Danson immediately came to public notice as Sam Malone, an ex-sports star barman, in the popular NBC sitcom “Cheers” (1982-1993), created by James Burrows, Glen Charles and Les Charles. Thanks to the funny, womanizing, often egotistical, but down-to-earth role, the rising actor won two of the eleven Emmy’s Best Actor nominations he earned. He also took home two Golden Globe awards and 6 Golden Globe nominations for Best Actor, as well as an American Comedy award for Funniest Male Performer. Upon the end of the flourishing series, Danson made $450,000 per week.
Following Stephen King’s Creepshow (1982, as Harry Wentworth) and the TV western movie Cowboy (1983, acted opposite James Brolin), the actor proved his versatility with the leading role of Steven Bennett, a father molesting his own daughter, in the TV drama about incest, Something about Amelia (1984). For his superb acting, Danson won a Golden Globe for Best Actor, as well as was nominated for an Emmy.
He then carried out the turn of Eugene Wilson in Alan Sharp’s Little Treasure (1985) before executive producing the TV action film When the Bough Breaks (1986, also starred as Alex Delaware). Danson also took part in two remakes of French movies: the family comedy Three Men and a Baby (1987, remake of the 1985’s Three Men and a Cradle) and Cousins (1989, remake of the 1975’s Cousin, Cousine).
The co-producer of the NBC sitcom “Down Home” (1990), Danson reprised his role in the sequel Three Men and a Little Lady (1990) and appeared in the special program heralding the Cheers final episode, Cheers: Last Call (1993). The next years, the performer costarred with future wife Mary Steenburgen in the drama Pontiac Moon (1994, executive produced and acted) and the award-winning TV adaptation of Jonathan Swift’s novel, Gulliver’s Travel (1996, accepted a Golden Satellite nomination for his title role).

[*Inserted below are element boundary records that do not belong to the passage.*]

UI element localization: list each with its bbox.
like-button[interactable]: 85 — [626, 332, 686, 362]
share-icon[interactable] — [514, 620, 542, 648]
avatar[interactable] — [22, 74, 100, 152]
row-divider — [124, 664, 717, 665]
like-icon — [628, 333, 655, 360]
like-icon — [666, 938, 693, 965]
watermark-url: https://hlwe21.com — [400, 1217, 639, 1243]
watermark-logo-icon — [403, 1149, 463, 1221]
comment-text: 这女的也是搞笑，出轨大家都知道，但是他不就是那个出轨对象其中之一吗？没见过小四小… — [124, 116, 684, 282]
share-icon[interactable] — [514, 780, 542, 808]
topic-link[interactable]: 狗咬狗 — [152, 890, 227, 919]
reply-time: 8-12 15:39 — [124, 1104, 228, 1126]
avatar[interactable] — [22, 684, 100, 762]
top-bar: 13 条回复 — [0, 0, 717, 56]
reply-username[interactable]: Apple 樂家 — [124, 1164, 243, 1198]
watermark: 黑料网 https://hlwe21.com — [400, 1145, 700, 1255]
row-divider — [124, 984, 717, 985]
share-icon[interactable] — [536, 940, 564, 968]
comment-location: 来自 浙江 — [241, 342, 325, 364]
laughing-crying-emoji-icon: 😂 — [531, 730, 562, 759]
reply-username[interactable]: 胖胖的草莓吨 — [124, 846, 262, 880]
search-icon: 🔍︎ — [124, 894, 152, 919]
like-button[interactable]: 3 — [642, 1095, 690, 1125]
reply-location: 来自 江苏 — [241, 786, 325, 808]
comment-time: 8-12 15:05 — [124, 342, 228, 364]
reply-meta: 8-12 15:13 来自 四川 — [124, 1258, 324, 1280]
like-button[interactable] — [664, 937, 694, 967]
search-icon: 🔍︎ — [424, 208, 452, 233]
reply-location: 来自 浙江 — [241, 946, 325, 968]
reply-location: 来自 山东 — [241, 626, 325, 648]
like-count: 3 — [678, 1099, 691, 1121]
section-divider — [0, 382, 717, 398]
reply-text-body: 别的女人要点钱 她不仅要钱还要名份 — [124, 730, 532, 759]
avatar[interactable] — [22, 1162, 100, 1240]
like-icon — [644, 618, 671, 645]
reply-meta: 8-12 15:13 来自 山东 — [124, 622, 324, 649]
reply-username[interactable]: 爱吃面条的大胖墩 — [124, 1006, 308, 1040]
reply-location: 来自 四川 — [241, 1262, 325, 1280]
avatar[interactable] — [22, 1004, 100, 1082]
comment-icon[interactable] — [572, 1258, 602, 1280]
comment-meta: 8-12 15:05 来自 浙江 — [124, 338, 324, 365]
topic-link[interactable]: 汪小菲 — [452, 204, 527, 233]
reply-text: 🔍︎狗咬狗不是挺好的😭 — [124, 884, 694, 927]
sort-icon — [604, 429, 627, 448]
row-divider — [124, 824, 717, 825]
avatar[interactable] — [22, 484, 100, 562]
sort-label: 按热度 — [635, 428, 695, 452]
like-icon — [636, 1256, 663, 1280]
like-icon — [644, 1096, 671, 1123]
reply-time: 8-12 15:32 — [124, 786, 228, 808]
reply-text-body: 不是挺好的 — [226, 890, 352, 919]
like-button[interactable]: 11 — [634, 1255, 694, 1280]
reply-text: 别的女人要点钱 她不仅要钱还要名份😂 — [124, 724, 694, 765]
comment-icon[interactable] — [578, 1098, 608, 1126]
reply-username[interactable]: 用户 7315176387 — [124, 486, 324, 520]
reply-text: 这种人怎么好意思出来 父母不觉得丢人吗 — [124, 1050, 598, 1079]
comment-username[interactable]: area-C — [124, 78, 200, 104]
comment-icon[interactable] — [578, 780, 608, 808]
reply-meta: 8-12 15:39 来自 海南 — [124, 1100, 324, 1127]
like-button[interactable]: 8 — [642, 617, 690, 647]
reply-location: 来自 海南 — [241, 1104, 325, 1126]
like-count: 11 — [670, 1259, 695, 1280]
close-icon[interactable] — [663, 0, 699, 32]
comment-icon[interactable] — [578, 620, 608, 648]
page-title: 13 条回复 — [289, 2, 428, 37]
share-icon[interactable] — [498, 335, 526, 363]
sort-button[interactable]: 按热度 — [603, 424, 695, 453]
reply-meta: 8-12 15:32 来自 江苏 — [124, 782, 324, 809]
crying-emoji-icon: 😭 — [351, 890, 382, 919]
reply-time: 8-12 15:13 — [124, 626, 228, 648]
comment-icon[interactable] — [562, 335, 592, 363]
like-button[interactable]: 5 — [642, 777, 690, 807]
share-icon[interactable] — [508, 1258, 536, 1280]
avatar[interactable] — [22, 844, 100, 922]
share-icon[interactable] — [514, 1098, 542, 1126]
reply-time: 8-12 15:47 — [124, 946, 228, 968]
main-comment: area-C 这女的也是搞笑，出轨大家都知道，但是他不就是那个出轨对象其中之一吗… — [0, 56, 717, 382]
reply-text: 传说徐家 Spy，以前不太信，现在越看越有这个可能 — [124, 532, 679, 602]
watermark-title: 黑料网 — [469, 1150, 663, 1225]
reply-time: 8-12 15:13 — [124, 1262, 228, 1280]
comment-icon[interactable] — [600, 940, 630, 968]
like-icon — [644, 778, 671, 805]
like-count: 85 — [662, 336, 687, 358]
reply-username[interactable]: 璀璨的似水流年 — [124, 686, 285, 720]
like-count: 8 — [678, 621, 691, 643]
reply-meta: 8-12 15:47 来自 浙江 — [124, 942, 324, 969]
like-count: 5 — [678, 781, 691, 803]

After guest starring in the sitcom “Pearl” (1997), Danson gained higher eminence with the titular role of a bitter doctor in the sitcom “Becker” (1998-2004), in which his comic portrayal earned a Golden Globe, a Golden Satellite and a TV Guide nomination. It was ensued by his reunion with director Lawrence Kasdan in the romantic drama Mumford (1999, appeared as Jeremy Brockett), his guest performance in the sitcom “Grosse Pointe” (2000), his Golden Satellite-nominated leading turn as James Van Praagh in the sci-fi film Living with the Dead (2002, TV) and his voicing for Terry McMillian, a guest character, in the animated series “Gary the Rat” (2003), starring Kelsey Grammer. A year later, he was seen as George Gazelle in the Valentine Day’s movie It Must Be Love (2004).
In 2005, Danson gained praise after taking the role of lawyer Mitchell Garabedian in the TV adaptation of David France’s epic book about the sex scandals in the Roman Catholic Church, Our Fathers. He also accepted a Screen Actors Guild nomination for his fine portrayal of a businessman-turned-teacher in the based-on-true-story TV drama Knights of the South Bronx (2005).
Recently, the actor detoured to the short film genre in Bye Bye Benjamin (2006, acted and executive produced). He also lent his voice for Sean’s dad in the animated TV movie The Magic 7 (2006), guest starred in the drama series “Heist” (2006) and appeared in the pilot for “Help Me Help You” (2006). Danson is currently set to play the supporting role of Harvey Parrish in the upcoming drama comedy Nobel Son (2006), alongside Alan Rickman, Danny DeVito, Eliza Dushku, and wife Mary Steenburgen.